Lichtenstein and Mahan both said that allowing legal brothels to advertise in Clark County will help educate people who come to Las Vegas with the misunderstanding that the community allows prostitution.

Reed, on the other hand, argued that the advertisements might increase interest in prostitution.

State Archivist Guy Rocha said the court ruling did not surprise him. He always considered the advertising bans unfair.

"Is it illegal to advertise casinos in Boulder City because casinos are illegal in Boulder City? Where is the equity here?" he said.

Rocha said he belongs to the ACLU but was not directly involved in the court challenge.

The archivist said legal brothels have not existed in Nevada as long as some might think. The Mustang Ranch in Storey County was Nevada's first licensed brothel. Before it was licensed in 1971, bordellos lived in a legal "gray area."

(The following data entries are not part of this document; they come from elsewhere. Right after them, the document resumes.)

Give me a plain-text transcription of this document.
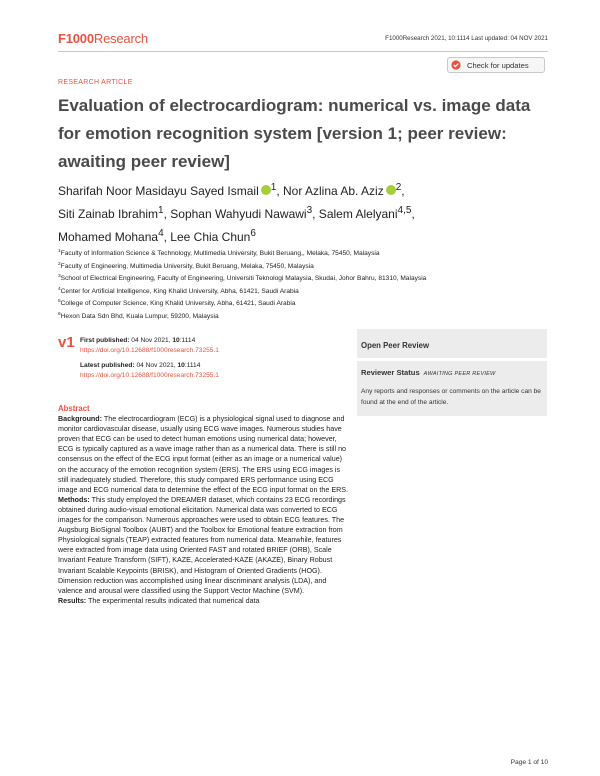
F1000Research	F1000Research 2021, 10:1114 Last updated: 04 NOV 2021
RESEARCH ARTICLE
Check for updates
Evaluation of electrocardiogram: numerical vs. image data for emotion recognition system [version 1; peer review: awaiting peer review]
Sharifah Noor Masidayu Sayed Ismail $^1$, Nor Azlina Ab. Aziz $^2$,
Siti Zainab Ibrahim$^1$, Sophan Wahyudi Nawawi$^3$, Salem Alelyani$^{4,5}$,
Mohamed Mohana$^4$, Lee Chia Chun$^6$
$^1$Faculty of Information Science & Technology, Multimedia University, Bukit Beruang,, Melaka, 75450, Malaysia
$^2$Faculty of Engineering, Multimedia University, Bukit Beruang, Melaka, 75450, Malaysia
$^3$School of Electrical Engineering, Faculty of Engineering, Universiti Teknologi Malaysia, Skudai, Johor Bahru, 81310, Malaysia
$^4$Center for Artificial Intelligence, King Khalid University, Abha, 61421, Saudi Arabia
$^5$College of Computer Science, King Khalid University, Abha, 61421, Saudi Arabia
$^6$Hexon Data Sdn Bhd, Kuala Lumpur, 59200, Malaysia
v1 First published: 04 Nov 2021, 10:1114
https://doi.org/10.12688/f1000research.73255.1
Latest published: 04 Nov 2021, 10:1114
https://doi.org/10.12688/f1000research.73255.1
Open Peer Review
Reviewer Status AWAITING PEER REVIEW
Any reports and responses or comments on the article can be found at the end of the article.
Abstract
Background: The electrocardiogram (ECG) is a physiological signal used to diagnose and monitor cardiovascular disease, usually using ECG wave images. Numerous studies have proven that ECG can be used to detect human emotions using numerical data; however, ECG is typically captured as a wave image rather than as a numerical data. There is still no consensus on the effect of the ECG input format (either as an image or a numerical value) on the accuracy of the emotion recognition system (ERS). The ERS using ECG images is still inadequately studied. Therefore, this study compared ERS performance using ECG image and ECG numerical data to determine the effect of the ECG input format on the ERS.
Methods: This study employed the DREAMER dataset, which contains 23 ECG recordings obtained during audio-visual emotional elicitation. Numerical data was converted to ECG images for the comparison. Numerous approaches were used to obtain ECG features. The Augsburg BioSignal Toolbox (AUBT) and the Toolbox for Emotional feature extraction from Physiological signals (TEAP) extracted features from numerical data. Meanwhile, features were extracted from image data using Oriented FAST and rotated BRIEF (ORB), Scale Invariant Feature Transform (SIFT), KAZE, Accelerated-KAZE (AKAZE), Binary Robust Invariant Scalable Keypoints (BRISK), and Histogram of Oriented Gradients (HOG). Dimension reduction was accomplished using linear discriminant analysis (LDA), and valence and arousal were classified using the Support Vector Machine (SVM).
Results: The experimental results indicated that numerical data
Page 1 of 10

"They were tolerated. They could be abated as nuisances. But there were no licenses. There were no ordinances that made them legal," Rocha said.

Stephens Media President Sherman Frederick, publisher of the Review-Journal, said the company will consider printing brothel advertisements now that they are legal.

"It may be appropriate for some of our products but not for others," Frederick said. "Everything has a time and a place."

Review-Journal subscribers are unlikely to see brothel advertisements in the daily newspaper, Frederick said, but the advertisements might show up in special editions of the newspaper distributed exclusively on the Strip.

CityLife editor Steve Sebelius said the alternative newspaper will begin accepting brothel advertisements as soon as Mahan's order is entered.

While he welcomes the additional source of income for the publication, Sebelius said, he does not consider it a gold mine.

"For me, the thing was the principle, not necessarily the money," he said.